Comment on inflation, US borrowing, metals

Many brokerages, banks, and economic-research firms publish periodic newsletters on economic trends. As a service to readers, and without endorsing any particular views, the Monitor presents excerpts from some of these newsletters.

The decline in the rate of wage inflation is likely to persist throughout this year. The cost of escalator clauses will be less, and unemployment will hold down the wage increases of unorganized workers. On the other hand, the general pattern of collective bargaining settlements shows a much smaller improvement than wages as a whole. In the final quarter of last year, for example, the government reports that the full three-year cost of large settlements was still 6 percent a year. Approximately two-thirds of last year's improvement was due to the reduction in the cost of escalators. Hard as it is to believe, expensive wage contracts are still being signed in the industries that are not in a disaster state.

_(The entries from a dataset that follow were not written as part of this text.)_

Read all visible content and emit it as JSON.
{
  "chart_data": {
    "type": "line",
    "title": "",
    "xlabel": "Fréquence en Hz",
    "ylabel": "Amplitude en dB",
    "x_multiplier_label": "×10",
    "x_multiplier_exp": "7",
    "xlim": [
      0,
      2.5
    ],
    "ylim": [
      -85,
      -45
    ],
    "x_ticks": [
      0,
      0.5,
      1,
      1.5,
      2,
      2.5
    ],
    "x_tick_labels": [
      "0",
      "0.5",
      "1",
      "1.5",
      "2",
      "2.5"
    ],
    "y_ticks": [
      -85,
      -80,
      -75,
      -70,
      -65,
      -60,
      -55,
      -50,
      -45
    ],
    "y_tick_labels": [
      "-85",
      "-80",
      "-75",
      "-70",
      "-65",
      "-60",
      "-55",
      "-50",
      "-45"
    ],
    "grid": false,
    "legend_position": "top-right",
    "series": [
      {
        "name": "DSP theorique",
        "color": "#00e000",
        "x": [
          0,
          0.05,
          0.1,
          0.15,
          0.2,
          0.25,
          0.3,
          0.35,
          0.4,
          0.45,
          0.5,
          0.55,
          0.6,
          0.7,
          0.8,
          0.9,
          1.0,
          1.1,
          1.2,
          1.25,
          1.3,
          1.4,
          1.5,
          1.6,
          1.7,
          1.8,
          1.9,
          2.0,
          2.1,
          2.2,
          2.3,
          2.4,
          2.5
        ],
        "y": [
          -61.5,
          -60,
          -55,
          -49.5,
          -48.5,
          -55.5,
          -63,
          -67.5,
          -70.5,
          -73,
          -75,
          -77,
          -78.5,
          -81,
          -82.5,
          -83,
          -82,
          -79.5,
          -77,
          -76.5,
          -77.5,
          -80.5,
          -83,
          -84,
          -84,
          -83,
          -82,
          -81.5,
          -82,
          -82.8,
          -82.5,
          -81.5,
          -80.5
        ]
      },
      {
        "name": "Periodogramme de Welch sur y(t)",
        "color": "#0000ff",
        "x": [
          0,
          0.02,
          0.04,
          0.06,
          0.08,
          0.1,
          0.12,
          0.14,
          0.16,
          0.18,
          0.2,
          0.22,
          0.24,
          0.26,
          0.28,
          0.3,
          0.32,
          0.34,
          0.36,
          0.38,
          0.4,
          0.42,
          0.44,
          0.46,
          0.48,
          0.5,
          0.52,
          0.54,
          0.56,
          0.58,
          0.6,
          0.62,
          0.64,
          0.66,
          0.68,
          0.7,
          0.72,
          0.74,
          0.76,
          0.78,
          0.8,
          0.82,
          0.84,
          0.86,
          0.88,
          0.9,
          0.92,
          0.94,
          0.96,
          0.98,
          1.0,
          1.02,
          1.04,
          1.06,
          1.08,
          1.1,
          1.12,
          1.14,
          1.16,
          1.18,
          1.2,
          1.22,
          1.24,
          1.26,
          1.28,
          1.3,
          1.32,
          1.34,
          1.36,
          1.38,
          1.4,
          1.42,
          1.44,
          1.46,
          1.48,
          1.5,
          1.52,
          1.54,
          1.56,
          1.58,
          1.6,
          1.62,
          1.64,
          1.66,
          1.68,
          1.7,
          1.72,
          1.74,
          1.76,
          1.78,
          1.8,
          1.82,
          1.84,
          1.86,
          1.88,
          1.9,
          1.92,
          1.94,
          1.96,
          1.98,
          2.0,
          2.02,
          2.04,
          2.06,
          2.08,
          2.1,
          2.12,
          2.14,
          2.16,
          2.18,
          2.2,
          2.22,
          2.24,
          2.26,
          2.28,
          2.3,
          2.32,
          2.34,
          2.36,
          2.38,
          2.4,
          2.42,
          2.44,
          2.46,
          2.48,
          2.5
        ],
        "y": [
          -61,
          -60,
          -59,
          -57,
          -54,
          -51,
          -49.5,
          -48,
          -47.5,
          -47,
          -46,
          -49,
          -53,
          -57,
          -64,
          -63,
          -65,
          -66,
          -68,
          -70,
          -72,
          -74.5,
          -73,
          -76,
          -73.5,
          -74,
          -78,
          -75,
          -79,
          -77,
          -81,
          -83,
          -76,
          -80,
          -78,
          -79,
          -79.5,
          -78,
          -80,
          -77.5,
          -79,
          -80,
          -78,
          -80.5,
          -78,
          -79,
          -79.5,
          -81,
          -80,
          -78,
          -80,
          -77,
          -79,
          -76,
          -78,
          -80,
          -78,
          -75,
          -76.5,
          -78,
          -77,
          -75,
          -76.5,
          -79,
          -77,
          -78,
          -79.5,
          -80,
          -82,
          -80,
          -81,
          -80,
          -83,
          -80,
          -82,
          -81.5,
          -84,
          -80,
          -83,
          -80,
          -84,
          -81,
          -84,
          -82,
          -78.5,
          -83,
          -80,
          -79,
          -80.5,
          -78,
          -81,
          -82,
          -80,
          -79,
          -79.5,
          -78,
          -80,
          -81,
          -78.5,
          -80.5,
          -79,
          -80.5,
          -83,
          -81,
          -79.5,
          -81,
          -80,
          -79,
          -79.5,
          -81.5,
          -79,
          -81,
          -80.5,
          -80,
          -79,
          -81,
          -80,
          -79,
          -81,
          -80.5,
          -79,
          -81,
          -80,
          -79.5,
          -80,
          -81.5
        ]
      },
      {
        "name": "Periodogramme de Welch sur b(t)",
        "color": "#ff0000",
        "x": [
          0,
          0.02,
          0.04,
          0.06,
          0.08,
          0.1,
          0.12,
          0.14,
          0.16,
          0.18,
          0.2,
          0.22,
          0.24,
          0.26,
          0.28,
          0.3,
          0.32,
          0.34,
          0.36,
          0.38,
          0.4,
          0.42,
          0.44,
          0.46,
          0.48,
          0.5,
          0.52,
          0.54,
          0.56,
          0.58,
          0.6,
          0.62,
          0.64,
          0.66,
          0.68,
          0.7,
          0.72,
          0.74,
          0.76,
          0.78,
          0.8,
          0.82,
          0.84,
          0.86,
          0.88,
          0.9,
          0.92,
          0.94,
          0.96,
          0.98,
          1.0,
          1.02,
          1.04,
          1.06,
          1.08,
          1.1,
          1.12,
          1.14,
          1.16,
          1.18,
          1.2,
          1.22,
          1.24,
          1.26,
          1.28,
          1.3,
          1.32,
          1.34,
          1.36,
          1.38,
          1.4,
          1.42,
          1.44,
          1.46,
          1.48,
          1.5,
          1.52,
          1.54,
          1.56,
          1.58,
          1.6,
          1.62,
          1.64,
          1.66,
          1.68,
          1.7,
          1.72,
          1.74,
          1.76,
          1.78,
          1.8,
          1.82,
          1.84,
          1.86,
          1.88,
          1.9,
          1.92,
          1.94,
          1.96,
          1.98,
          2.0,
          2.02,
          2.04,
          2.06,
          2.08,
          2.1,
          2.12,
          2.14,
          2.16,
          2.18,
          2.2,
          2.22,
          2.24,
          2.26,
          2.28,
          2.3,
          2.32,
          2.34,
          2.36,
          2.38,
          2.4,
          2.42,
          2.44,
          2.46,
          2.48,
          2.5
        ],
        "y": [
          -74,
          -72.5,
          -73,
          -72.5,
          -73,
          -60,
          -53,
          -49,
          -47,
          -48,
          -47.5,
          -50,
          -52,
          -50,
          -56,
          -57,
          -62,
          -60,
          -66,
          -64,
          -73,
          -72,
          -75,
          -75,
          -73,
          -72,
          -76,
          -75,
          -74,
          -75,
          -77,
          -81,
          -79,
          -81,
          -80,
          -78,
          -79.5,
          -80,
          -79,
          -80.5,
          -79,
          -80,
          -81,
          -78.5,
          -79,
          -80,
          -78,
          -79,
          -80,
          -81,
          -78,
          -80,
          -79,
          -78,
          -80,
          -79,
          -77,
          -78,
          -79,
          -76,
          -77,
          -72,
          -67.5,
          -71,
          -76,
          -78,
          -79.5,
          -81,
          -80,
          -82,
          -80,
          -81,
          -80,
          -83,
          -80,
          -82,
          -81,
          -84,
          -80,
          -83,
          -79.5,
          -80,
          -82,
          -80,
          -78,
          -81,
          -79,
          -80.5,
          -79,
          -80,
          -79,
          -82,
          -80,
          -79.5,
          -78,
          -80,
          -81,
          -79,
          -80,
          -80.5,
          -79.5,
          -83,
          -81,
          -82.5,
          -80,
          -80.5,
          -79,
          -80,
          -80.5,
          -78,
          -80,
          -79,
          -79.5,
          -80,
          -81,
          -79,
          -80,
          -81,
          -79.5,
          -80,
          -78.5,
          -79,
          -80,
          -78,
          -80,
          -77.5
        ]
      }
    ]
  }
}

- Data Resources Inc., Lexington, Mass.

The volume of Treasury financing has been relatively moderate lately. Unfortunately, it is but an interlude - the calm before the storm. Indeed, the second half of March will resemble the latter half of December 1982 when, in a period of a bit longer than a week, the Treasury auctioned $11.6 billion of three-month and six-month bills, $7 billion each of one-year bills and two-year notes, $5 billion of four-year notes, $41/2 billion of seven-year notes, and $3 billion of 20-year bonds. The difference between the two months will be that in the second half of March all the financings will be larger than they were in December.

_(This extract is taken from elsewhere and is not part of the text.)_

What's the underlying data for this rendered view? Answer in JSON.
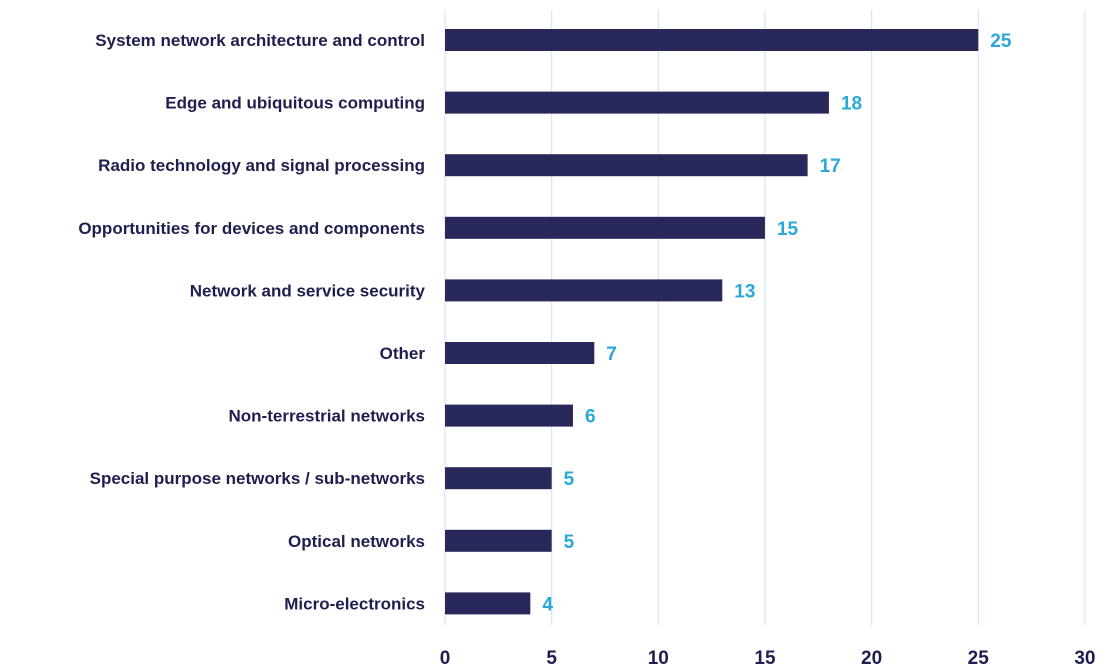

- Griggs & Santow Inc., New York

The recent break in precious metals prices may be an isolated situation. But then again, it may not be. Over the past couple of weeks, the entire commodity market has weakened measurably. . . . It could foreshadow the coming of a full-scale deflation. Besides the impact of deflation on corporate profits, we think the precious metals break is noteworthy as a timely reminder that prices that are not supported by true value can and do collapse suddenly.

Gold, for instance, started skyrocketing last June, soaring from $300 to $480 (an ounce) in only about three months. After considerable backing and filling, it then moved up again, reaching $510 by mid-February, or less than 10 percent above the first peak. Then in less than two weeks, the New York spot price plunged back to $400. Chances are, after a short technical rally, a resumed decline will bring the quotation back where it started last June.

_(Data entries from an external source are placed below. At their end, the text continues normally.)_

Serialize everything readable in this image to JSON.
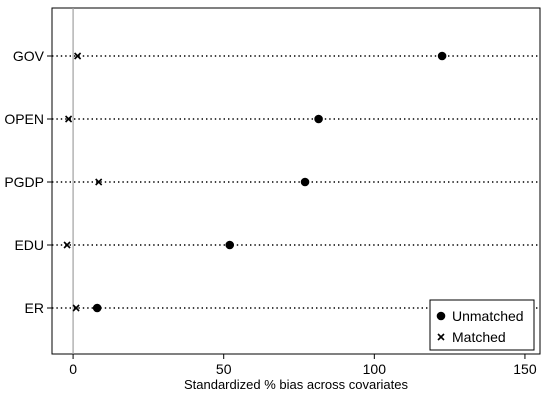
{
  "chart_data": {
    "type": "scatter",
    "orientation": "horizontal-dot",
    "categories": [
      "GOV",
      "OPEN",
      "PGDP",
      "EDU",
      "ER"
    ],
    "series": [
      {
        "name": "Unmatched",
        "marker": "filled-circle",
        "values": [
          122.5,
          81.5,
          77.0,
          52.0,
          8.0
        ]
      },
      {
        "name": "Matched",
        "marker": "x",
        "values": [
          1.5,
          -1.5,
          8.5,
          -2.0,
          1.0
        ]
      }
    ],
    "xlabel": "Standardized % bias across covariates",
    "ylabel": "",
    "xlim": [
      -7,
      155
    ],
    "xticks": [
      0,
      50,
      100,
      150
    ],
    "reference_line": 0,
    "grid": "dotted horizontal guide lines per category",
    "legend_position": "bottom-right",
    "colors": {
      "marker": "#000000",
      "reference_line": "#a0a0a0",
      "axis": "#000000"
    }
  }
}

- T. J. Holt & Co. Inc., Westport, Conn.

One could make the case that falling oil prices could be the first real pervasive break in inflation psychology. As in 1975, when inflation psychology, fueled by the sharp rise in oil prices, led to an economic recovery greater than projected, a break in inflationary psychology could moderate the initial phase of the recovery as corporations and individuals delay buying, waiting for the ripple effect of falling energy prices to work into prices for other goods. Clearly, the need to rebuild inventory now before prices go up has lessened. The break in inflation psychology and the possibility of lower near-term demand could lead to surprisingly low inflation and, ultimately, interest rates. The possible delay in demand, combined with negative trade balances, could produce near-term, minor disappointment in corporate earnings and certain manufacturing sectors of the economy. It is likely, though, that such shortfalls would be offset by higher multiples as interest rates rachet down. This provides generally positive longer-term expectations.

- Paine Webber Mitchell Hutchins Inc., New York

Any new debt that flows into third world countries must be channeled into industries where real competitive advantage can be gained. These advantages need not be absolute versus all competitors in all cases. They must, however, be absolute compared with some competitors in some cases. Any investments in third world countries that do nothing to change the basic competitive position of the country will in the end have to be rescheduled.

The same is true for a corporation's business portfolio. Any debt or retained earnings that fund a business without real competitive advantage will in the end be money thrown down the drain.